#9: Meeting Readers.

On a couple’s wedding reception website is a link to a post I recently wrote about touristy things to do in Seattle. This is an amusing surprise—on the same page as the wedding announcement and suggested hotel accommodations is a a reference to intueri.

To be fair, this event isn’t totally random—I met the couple this past winter during their holiday in Seattle. The rendezvous occurred as a result of an offhand comment I left on his weblog and, a few weeks later, I met the author, the well-mannered Brock, and his charming wife, on the other side of Lake Washington.

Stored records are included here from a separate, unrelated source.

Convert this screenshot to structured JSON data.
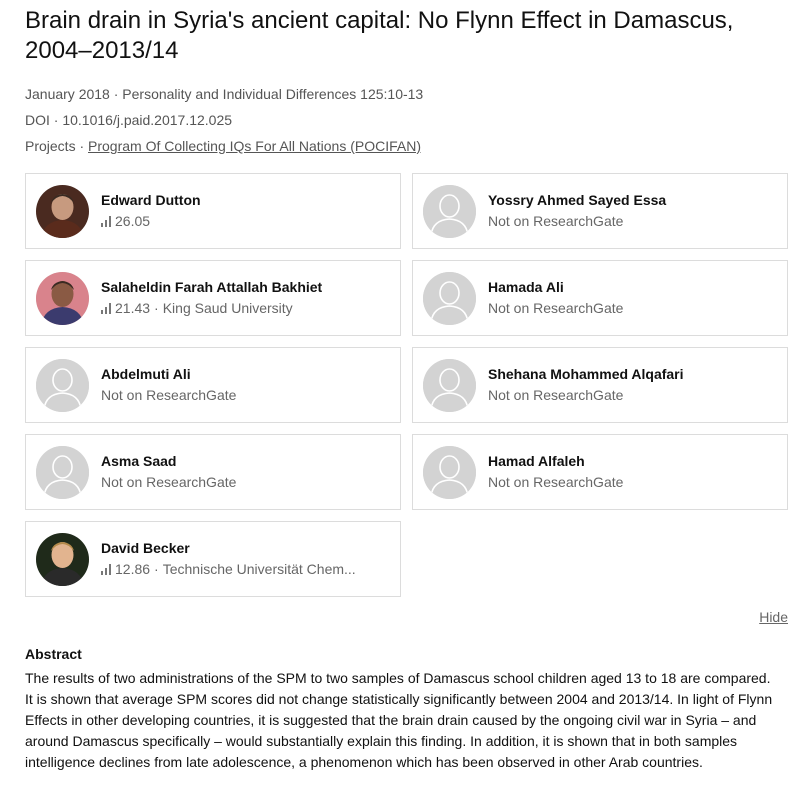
{
  "title": "Brain drain in Syria's ancient capital: No Flynn Effect in Damascus, 2004–2013/14",
  "meta": {
    "date_journal": "January 2018 · Personality and Individual Differences 125:10-13",
    "doi": "DOI · 10.1016/j.paid.2017.12.025",
    "projects_label": "Projects ·",
    "project_link": "Program Of Collecting IQs For All Nations (POCIFAN)"
  },
  "authors": [
    {
      "name": "Edward Dutton",
      "score": "26.05",
      "affiliation": "",
      "status": "",
      "has_photo": true,
      "photo_bg": "#4a2a20",
      "photo_fg": "#c79a7f",
      "photo_shirt": "#5a2b1c"
    },
    {
      "name": "Yossry Ahmed Sayed Essa",
      "score": "",
      "affiliation": "",
      "status": "Not on ResearchGate",
      "has_photo": false
    },
    {
      "name": "Salaheldin Farah Attallah Bakhiet",
      "score": "21.43",
      "affiliation": "King Saud University",
      "status": "",
      "has_photo": true,
      "photo_bg": "#d9838c",
      "photo_fg": "#8a5a44",
      "photo_shirt": "#3b3b6e"
    },
    {
      "name": "Hamada Ali",
      "score": "",
      "affiliation": "",
      "status": "Not on ResearchGate",
      "has_photo": false
    },
    {
      "name": "Abdelmuti Ali",
      "score": "",
      "affiliation": "",
      "status": "Not on ResearchGate",
      "has_photo": false
    },
    {
      "name": "Shehana Mohammed Alqafari",
      "score": "",
      "affiliation": "",
      "status": "Not on ResearchGate",
      "has_photo": false
    },
    {
      "name": "Asma Saad",
      "score": "",
      "affiliation": "",
      "status": "Not on ResearchGate",
      "has_photo": false
    },
    {
      "name": "Hamad Alfaleh",
      "score": "",
      "affiliation": "",
      "status": "Not on ResearchGate",
      "has_photo": false
    },
    {
      "name": "David Becker",
      "score": "12.86",
      "affiliation": "Technische Universität Chem...",
      "status": "",
      "has_photo": true,
      "photo_bg": "#1f2a1a",
      "photo_fg": "#e2b48f",
      "photo_shirt": "#2a2a2a",
      "photo_hair": "#b48a4a"
    }
  ],
  "hide_label": "Hide",
  "abstract": {
    "heading": "Abstract",
    "text": "The results of two administrations of the SPM to two samples of Damascus school children aged 13 to 18 are compared. It is shown that average SPM scores did not change statistically significantly between 2004 and 2013/14. In light of Flynn Effects in other developing countries, it is suggested that the brain drain caused by the ongoing civil war in Syria – and around Damascus specifically – would substantially explain this finding. In addition, it is shown that in both samples intelligence declines from late adolescence, a phenomenon which has been observed in other Arab countries."
  },
  "colors": {
    "placeholder_bg": "#d3d3d3",
    "placeholder_fg": "#ffffff",
    "score_icon": "#777777",
    "card_border": "#dcdcdc"
  }
}
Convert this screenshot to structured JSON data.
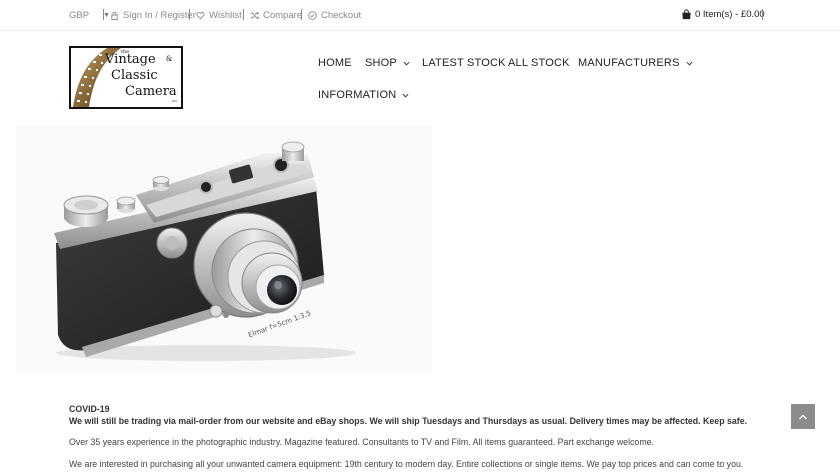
{
  "topbar": {
    "currency": "GBP",
    "signin_label": "Sign In / Register",
    "wishlist_label": "Wishlist",
    "compare_label": "Compare",
    "checkout_label": "Checkout",
    "cart_label": "0 Item(s) - £0.00"
  },
  "logo": {
    "line_the": "the",
    "line1": "Vintage",
    "amp": "&",
    "line2": "Classic",
    "line3": "Camera",
    "co": "co."
  },
  "nav": {
    "home": "HOME",
    "shop": "SHOP",
    "latest": "LATEST STOCK",
    "all": "ALL STOCK",
    "manufacturers": "MANUFACTURERS",
    "information": "INFORMATION"
  },
  "hero": {
    "lens_text": "Elmar f=5cm 1:3.5"
  },
  "content": {
    "covid_title": "COVID-19",
    "covid_message": "We will still be trading via mail-order from our website and eBay shops. We will ship Tuesdays and Thursdays as usual. Delivery times may be affected. Keep safe.",
    "para1": "Over 35 years experience in the photographic industry. Magazine featured. Consultants to TV and Film. All items guaranteed. Part exchange welcome.",
    "para2": "We are interested in purchasing all your unwanted camera equipment: 19th century to modern day. Entire collections or single items. We pay top prices and can come to you."
  },
  "colors": {
    "topbar_text": "#8a8a8a",
    "back_to_top_bg": "#8c8c8c"
  }
}
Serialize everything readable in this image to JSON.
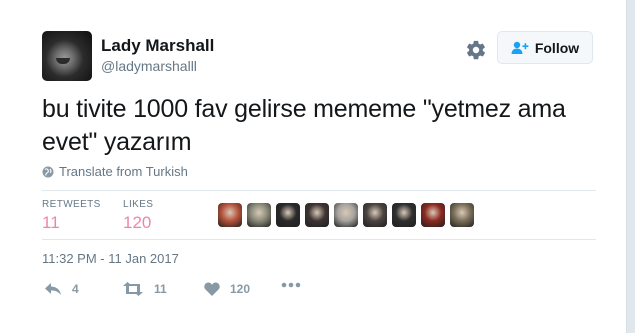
{
  "user": {
    "name": "Lady Marshall",
    "handle": "@ladymarshalll"
  },
  "follow_button": {
    "label": "Follow"
  },
  "tweet": {
    "text": "bu tivite 1000 fav gelirse mememe \"yetmez ama evet\" yazarım",
    "translate_label": "Translate from Turkish",
    "timestamp": "11:32 PM - 11 Jan 2017"
  },
  "stats": {
    "retweets_label": "RETWEETS",
    "retweets_value": "11",
    "likes_label": "LIKES",
    "likes_value": "120"
  },
  "likers": [
    {
      "icon": "avatar-red-face",
      "color": "#b5533b"
    },
    {
      "icon": "avatar-gray-figure",
      "color": "#8a8a7a"
    },
    {
      "icon": "avatar-dark-sunglasses",
      "color": "#2a2a2a"
    },
    {
      "icon": "avatar-dark-portrait",
      "color": "#3e3533"
    },
    {
      "icon": "avatar-light-portrait",
      "color": "#a7a39e"
    },
    {
      "icon": "avatar-dark-portrait-2",
      "color": "#4c4440"
    },
    {
      "icon": "avatar-black-white",
      "color": "#2f2f2f"
    },
    {
      "icon": "avatar-red-figure",
      "color": "#8b2a22"
    },
    {
      "icon": "avatar-olive-portrait",
      "color": "#7a6e58"
    }
  ],
  "actions": {
    "reply_count": "4",
    "retweet_count": "11",
    "like_count": "120"
  },
  "colors": {
    "like_accent": "#e0245e",
    "muted": "#657786",
    "follow_icon": "#1da1f2"
  }
}
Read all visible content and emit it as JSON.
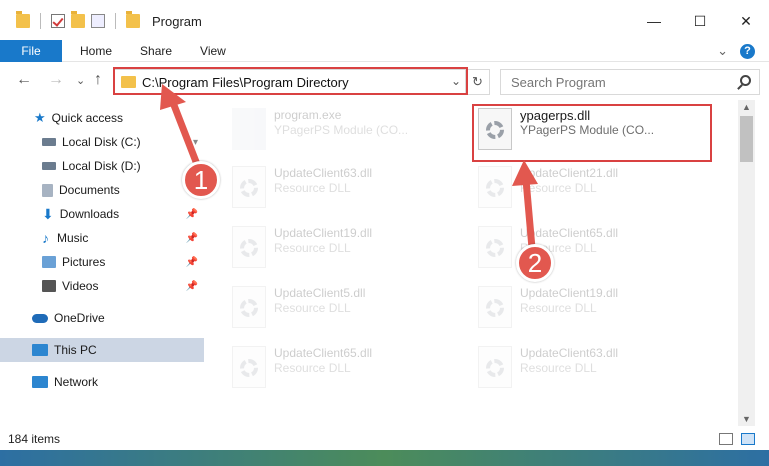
{
  "window": {
    "title": "Program",
    "controls": {
      "minimize": "—",
      "maximize": "☐",
      "close": "✕"
    }
  },
  "ribbon": {
    "tabs": [
      "File",
      "Home",
      "Share",
      "View"
    ],
    "expand_glyph": "⌄",
    "help_glyph": "?"
  },
  "address": {
    "path": "C:\\Program Files\\Program Directory",
    "dropdown_glyph": "⌄",
    "refresh_glyph": "↻"
  },
  "search": {
    "placeholder": "Search Program"
  },
  "nav": {
    "back": "←",
    "forward": "→",
    "recent": "⌄",
    "up": "↑"
  },
  "sidebar": {
    "items": [
      {
        "label": "Quick access",
        "icon": "star-icon",
        "color": "#1979ca",
        "pinned": false
      },
      {
        "label": "Local Disk (C:)",
        "icon": "drive-icon",
        "color": "#6b7c8f",
        "pinned": true
      },
      {
        "label": "Local Disk (D:)",
        "icon": "drive-icon",
        "color": "#6b7c8f",
        "pinned": true
      },
      {
        "label": "Documents",
        "icon": "documents-icon",
        "color": "#a7b3c2",
        "pinned": true
      },
      {
        "label": "Downloads",
        "icon": "download-icon",
        "color": "#1979ca",
        "pinned": true
      },
      {
        "label": "Music",
        "icon": "music-icon",
        "color": "#1979ca",
        "pinned": true
      },
      {
        "label": "Pictures",
        "icon": "pictures-icon",
        "color": "#6aa1d6",
        "pinned": true
      },
      {
        "label": "Videos",
        "icon": "videos-icon",
        "color": "#555555",
        "pinned": true
      },
      {
        "label": "OneDrive",
        "icon": "cloud-icon",
        "color": "#1f6bb8",
        "pinned": false
      },
      {
        "label": "This PC",
        "icon": "computer-icon",
        "color": "#2d86d0",
        "pinned": false
      },
      {
        "label": "Network",
        "icon": "network-icon",
        "color": "#2d86d0",
        "pinned": false
      }
    ],
    "pin_glyph": "📌"
  },
  "files": [
    {
      "name": "program.exe",
      "type": "YPagerPS Module (CO...",
      "faded": true
    },
    {
      "name": "ypagerps.dll",
      "type": "YPagerPS Module (CO...",
      "faded": false
    },
    {
      "name": "UpdateClient63.dll",
      "type": "Resource DLL",
      "faded": true
    },
    {
      "name": "UpdateClient21.dll",
      "type": "Resource DLL",
      "faded": true
    },
    {
      "name": "UpdateClient19.dll",
      "type": "Resource DLL",
      "faded": true
    },
    {
      "name": "UpdateClient65.dll",
      "type": "Resource DLL",
      "faded": true
    },
    {
      "name": "UpdateClient5.dll",
      "type": "Resource DLL",
      "faded": true
    },
    {
      "name": "UpdateClient19.dll",
      "type": "Resource DLL",
      "faded": true
    },
    {
      "name": "UpdateClient65.dll",
      "type": "Resource DLL",
      "faded": true
    },
    {
      "name": "UpdateClient63.dll",
      "type": "Resource DLL",
      "faded": true
    }
  ],
  "status": {
    "item_count": "184 items"
  },
  "callouts": {
    "one": "1",
    "two": "2"
  },
  "colors": {
    "accent": "#1979ca",
    "callout": "#e2584f",
    "highlight": "#d94141"
  }
}
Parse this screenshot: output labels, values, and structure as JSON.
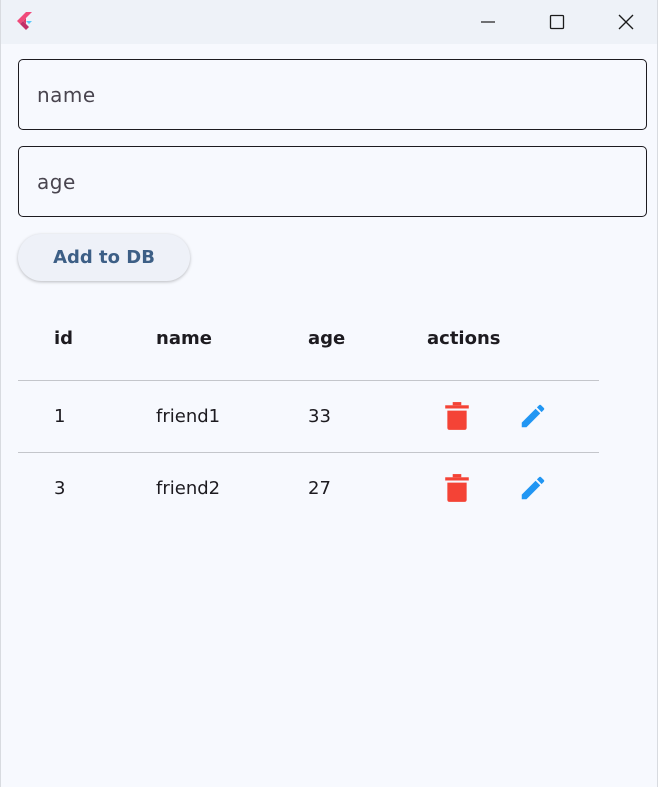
{
  "window": {
    "icons": {
      "app": "flutter-logo-icon",
      "minimize": "minimize-icon",
      "maximize": "maximize-icon",
      "close": "close-icon"
    }
  },
  "form": {
    "name_placeholder": "name",
    "age_placeholder": "age",
    "add_button_label": "Add to DB"
  },
  "table": {
    "headers": {
      "id": "id",
      "name": "name",
      "age": "age",
      "actions": "actions"
    },
    "rows": [
      {
        "id": "1",
        "name": "friend1",
        "age": "33"
      },
      {
        "id": "3",
        "name": "friend2",
        "age": "27"
      }
    ],
    "action_icons": {
      "delete": "trash-icon",
      "edit": "pencil-icon"
    }
  },
  "colors": {
    "delete": "#f44336",
    "edit": "#2196f3",
    "button_text": "#3d5f86",
    "background": "#f7f9fe"
  }
}
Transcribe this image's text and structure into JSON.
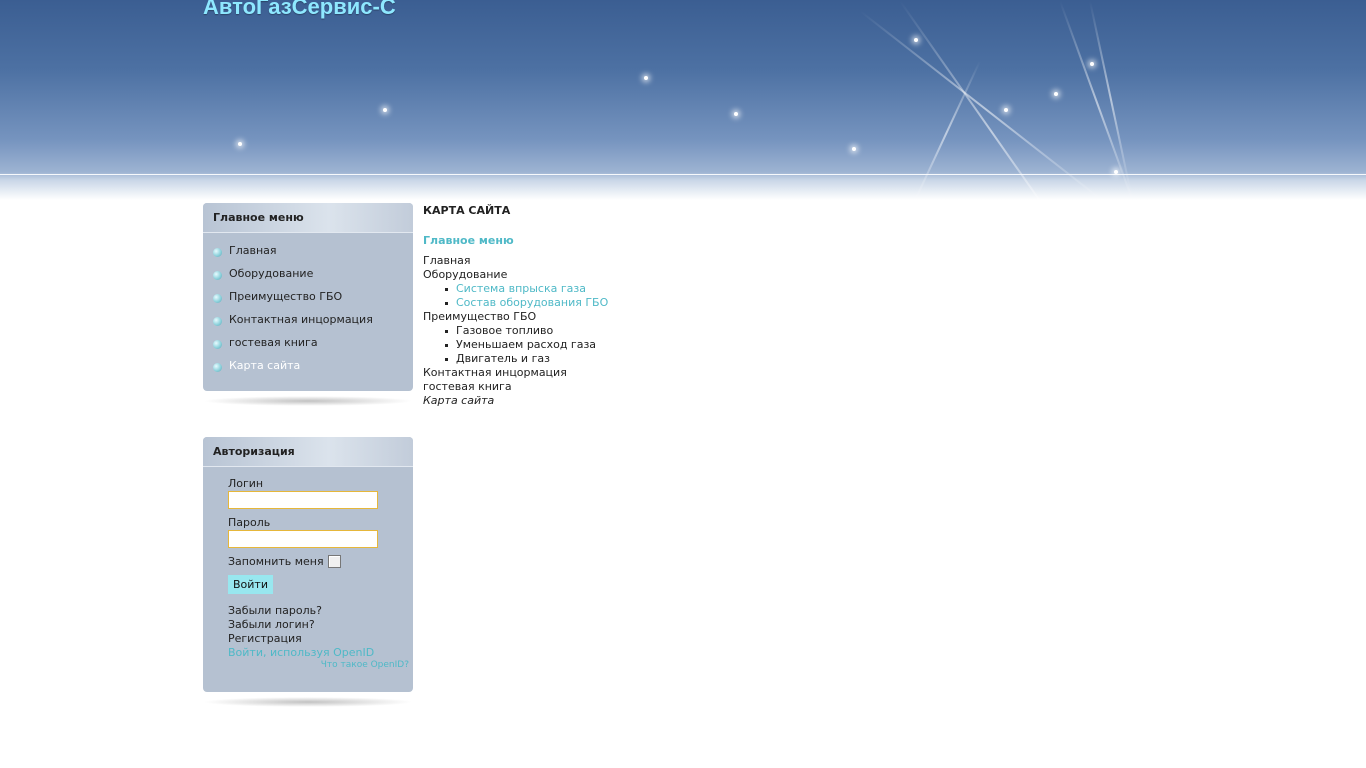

I feel both anxious and excited before meeting bloggers/readers—I’m never sure what to expect. As we read what the author writes, our imaginations create physical appearances, speech characteristics, and mannerisms to accompany the text. In my experience, these are usually wholly inaccurate. I also wonder what we will talk about—I worry that the conversation will dwindle into monosyllabic utterances:

“Hi.”

“Hi.”

“How are you?”

“Fine. You?”

“Same.”

“Great.”

—though this has never happened—on the contrary, conversation flows smoothly, I enjoy the time we spend together, and I appreciate and value the new social connection. (However, an extroverted introvert is still an introvert!)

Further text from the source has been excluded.